Menu planning, with our CSA box
July 17th, 2008 by SarahThis summer we started getting a weekly box of produce from Timberwood Organics and it has been an adjustment, but a nice one. I’ve learned how to cook several new things, and I have come to love Swiss chard which I hardly ever cooked before.
I now plan menus very quickly on Thursday when the box arrives, aiming to use up all those vegetables in one week! I only have to stock up on staples like rice, oats, flour, tortillas, etc. and then pick up a few extras like cheese, fruit and milk.
For example, here is the menu for this week of vegetables - for the box containing basil, leeks, red potatoes, russet potatoes, squash,
cucumbers, eggplant, braising greens, and cayenne (hot) peppers, plus some leftover cabbage and green bell pepper from last week.
THURSDAY
beets, roasted
red potatoes, mashed
greens (sauteed with olive oil, garlic, chicken stock)
FRIDAY - Cabbage & Potato Soup, bread (freeze leftovers)

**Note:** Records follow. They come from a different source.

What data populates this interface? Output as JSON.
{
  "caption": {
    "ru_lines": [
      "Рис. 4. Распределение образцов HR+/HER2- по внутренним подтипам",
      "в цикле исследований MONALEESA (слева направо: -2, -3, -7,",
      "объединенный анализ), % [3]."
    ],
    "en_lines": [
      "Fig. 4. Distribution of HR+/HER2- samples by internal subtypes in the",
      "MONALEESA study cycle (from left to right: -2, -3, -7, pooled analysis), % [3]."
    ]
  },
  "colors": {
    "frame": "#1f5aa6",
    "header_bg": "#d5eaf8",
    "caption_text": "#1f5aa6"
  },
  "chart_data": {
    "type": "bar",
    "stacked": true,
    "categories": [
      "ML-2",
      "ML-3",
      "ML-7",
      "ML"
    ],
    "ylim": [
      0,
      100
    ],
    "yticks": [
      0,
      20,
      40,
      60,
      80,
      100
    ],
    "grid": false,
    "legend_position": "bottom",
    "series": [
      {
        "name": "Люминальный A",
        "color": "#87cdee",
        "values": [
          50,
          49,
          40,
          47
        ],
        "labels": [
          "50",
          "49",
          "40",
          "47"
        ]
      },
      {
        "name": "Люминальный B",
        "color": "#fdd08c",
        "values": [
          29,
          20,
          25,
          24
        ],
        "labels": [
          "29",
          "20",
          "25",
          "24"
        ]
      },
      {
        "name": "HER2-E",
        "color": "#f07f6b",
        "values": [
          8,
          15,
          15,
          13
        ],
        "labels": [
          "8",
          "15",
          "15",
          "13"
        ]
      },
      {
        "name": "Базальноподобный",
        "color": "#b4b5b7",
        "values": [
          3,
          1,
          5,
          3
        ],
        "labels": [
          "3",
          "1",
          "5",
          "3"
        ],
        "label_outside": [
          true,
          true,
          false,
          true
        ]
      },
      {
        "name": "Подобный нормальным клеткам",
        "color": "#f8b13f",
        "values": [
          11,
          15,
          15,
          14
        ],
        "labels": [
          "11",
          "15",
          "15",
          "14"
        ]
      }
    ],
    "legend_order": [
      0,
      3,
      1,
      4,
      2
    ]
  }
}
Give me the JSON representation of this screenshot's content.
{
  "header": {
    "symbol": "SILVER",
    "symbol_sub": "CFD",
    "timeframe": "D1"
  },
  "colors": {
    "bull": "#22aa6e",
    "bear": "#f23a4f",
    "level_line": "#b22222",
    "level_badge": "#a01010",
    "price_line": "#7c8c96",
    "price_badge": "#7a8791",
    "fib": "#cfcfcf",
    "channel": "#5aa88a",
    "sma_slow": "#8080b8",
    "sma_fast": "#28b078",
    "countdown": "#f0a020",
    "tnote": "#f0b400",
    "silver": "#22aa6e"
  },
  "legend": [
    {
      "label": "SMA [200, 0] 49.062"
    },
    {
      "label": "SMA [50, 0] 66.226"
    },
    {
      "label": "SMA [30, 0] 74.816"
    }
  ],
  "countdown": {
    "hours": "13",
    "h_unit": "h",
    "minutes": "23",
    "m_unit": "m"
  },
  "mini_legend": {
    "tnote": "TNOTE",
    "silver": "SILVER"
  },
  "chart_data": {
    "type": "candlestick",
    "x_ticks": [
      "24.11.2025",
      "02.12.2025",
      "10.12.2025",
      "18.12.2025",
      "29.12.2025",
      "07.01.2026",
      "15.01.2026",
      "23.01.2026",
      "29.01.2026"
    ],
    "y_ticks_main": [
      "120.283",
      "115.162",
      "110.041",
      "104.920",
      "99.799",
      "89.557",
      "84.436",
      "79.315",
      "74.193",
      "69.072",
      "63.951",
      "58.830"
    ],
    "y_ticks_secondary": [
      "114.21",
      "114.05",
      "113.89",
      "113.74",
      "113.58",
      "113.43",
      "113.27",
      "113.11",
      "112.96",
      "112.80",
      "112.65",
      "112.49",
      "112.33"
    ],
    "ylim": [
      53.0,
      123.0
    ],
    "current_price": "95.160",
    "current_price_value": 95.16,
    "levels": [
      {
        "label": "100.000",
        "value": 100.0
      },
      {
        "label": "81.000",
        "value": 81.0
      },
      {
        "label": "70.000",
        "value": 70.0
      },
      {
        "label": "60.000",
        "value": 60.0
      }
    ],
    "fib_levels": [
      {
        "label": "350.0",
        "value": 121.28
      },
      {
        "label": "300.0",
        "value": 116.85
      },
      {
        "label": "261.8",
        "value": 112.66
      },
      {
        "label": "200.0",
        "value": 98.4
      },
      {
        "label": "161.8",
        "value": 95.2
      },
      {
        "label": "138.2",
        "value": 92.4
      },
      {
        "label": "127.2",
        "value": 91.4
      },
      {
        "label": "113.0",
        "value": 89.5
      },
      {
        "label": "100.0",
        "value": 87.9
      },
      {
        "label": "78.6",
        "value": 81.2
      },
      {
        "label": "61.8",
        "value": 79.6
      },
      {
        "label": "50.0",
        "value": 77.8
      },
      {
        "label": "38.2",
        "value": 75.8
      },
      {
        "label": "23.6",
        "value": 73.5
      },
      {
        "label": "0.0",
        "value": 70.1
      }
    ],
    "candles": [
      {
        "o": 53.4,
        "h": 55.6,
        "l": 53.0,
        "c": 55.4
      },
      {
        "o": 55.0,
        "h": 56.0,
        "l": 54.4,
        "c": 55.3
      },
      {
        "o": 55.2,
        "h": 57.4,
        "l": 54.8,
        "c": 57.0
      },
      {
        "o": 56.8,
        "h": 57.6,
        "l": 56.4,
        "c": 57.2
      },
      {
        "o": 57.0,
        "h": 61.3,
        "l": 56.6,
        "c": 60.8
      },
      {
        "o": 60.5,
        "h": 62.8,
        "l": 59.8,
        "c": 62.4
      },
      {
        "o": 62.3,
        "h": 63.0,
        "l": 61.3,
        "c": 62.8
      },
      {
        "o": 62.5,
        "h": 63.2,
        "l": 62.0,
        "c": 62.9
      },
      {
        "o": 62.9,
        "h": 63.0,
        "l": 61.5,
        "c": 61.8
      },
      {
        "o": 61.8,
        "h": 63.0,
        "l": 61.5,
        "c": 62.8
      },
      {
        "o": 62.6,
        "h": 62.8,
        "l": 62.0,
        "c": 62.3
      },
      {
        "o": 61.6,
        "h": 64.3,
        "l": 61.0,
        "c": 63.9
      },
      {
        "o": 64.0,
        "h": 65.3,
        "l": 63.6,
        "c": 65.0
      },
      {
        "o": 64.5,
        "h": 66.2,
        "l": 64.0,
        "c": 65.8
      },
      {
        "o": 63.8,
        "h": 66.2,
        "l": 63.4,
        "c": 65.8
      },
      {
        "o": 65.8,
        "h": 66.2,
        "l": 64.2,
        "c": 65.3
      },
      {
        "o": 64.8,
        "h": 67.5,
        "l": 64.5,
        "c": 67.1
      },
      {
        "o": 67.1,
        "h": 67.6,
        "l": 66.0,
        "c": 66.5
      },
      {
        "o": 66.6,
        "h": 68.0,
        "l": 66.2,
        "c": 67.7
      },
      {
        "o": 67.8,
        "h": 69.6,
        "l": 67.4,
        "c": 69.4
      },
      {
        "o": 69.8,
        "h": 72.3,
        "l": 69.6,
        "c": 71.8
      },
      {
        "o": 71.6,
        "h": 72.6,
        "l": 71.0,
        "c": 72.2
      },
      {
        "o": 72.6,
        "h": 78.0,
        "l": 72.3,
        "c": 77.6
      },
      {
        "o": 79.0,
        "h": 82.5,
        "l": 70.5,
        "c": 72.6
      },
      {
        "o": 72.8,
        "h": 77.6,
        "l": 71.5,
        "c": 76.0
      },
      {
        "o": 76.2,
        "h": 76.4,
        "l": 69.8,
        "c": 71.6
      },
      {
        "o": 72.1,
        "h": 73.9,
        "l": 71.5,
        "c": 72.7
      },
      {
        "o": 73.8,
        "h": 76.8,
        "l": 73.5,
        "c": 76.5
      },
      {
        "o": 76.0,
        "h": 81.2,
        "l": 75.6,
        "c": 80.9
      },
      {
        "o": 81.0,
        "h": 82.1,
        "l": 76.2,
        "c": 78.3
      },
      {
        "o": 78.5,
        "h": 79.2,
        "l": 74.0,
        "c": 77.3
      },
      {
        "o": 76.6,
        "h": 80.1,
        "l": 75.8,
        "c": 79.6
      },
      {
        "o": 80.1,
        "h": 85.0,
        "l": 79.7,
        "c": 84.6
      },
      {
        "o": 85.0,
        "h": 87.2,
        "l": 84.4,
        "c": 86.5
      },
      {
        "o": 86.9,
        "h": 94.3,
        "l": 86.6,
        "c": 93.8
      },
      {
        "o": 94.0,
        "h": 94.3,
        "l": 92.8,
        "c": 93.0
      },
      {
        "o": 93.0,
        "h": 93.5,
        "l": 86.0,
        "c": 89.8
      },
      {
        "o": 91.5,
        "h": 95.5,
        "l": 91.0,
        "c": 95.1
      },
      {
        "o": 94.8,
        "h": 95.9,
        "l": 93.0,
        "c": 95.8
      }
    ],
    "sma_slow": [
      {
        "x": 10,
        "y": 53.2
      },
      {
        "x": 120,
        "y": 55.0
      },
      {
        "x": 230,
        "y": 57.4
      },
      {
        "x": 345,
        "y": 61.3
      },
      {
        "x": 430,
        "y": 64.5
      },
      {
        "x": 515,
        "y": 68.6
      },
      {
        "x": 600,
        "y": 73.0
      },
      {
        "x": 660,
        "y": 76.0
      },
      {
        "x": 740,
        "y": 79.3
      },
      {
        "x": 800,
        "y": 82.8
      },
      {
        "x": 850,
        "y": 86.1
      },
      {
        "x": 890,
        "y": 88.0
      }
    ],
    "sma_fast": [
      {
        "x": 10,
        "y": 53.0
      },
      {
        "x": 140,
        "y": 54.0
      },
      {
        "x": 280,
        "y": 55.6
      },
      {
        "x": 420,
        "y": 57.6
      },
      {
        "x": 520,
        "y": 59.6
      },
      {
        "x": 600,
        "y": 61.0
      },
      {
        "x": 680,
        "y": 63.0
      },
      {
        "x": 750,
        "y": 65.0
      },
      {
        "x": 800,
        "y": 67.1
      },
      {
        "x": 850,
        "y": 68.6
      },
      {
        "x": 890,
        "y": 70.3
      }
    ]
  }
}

Uses: cabbage, russet potatoes, leeks, chicken stock
SATURDAY - RATATOUILLE, more bread
Uses: patty pan squash (instead of zucchini), eggplant, green bell pepper, purple basil
SUNDAY - leftovers (both soup and ratatouille make good leftovers), maybe pasta
MONDAY - Quesadillas, salsa verde, cucumbers
TUESDAY - Pizza with purple basil (or a pesto base), more cucumbers?
WEDNESDAY - pasta? Fried rice? (To use up leftover vegetables or else garden herbs)
On another note, I’m so excited that the garden is doing well this year! We have no complaints with the basil, and the tomato plants are loaded with green tomatoes. Not to mention the FREE FOOD we will be getting from a compost-pile volunteer butternut squash plant. I’ll post pictures soon.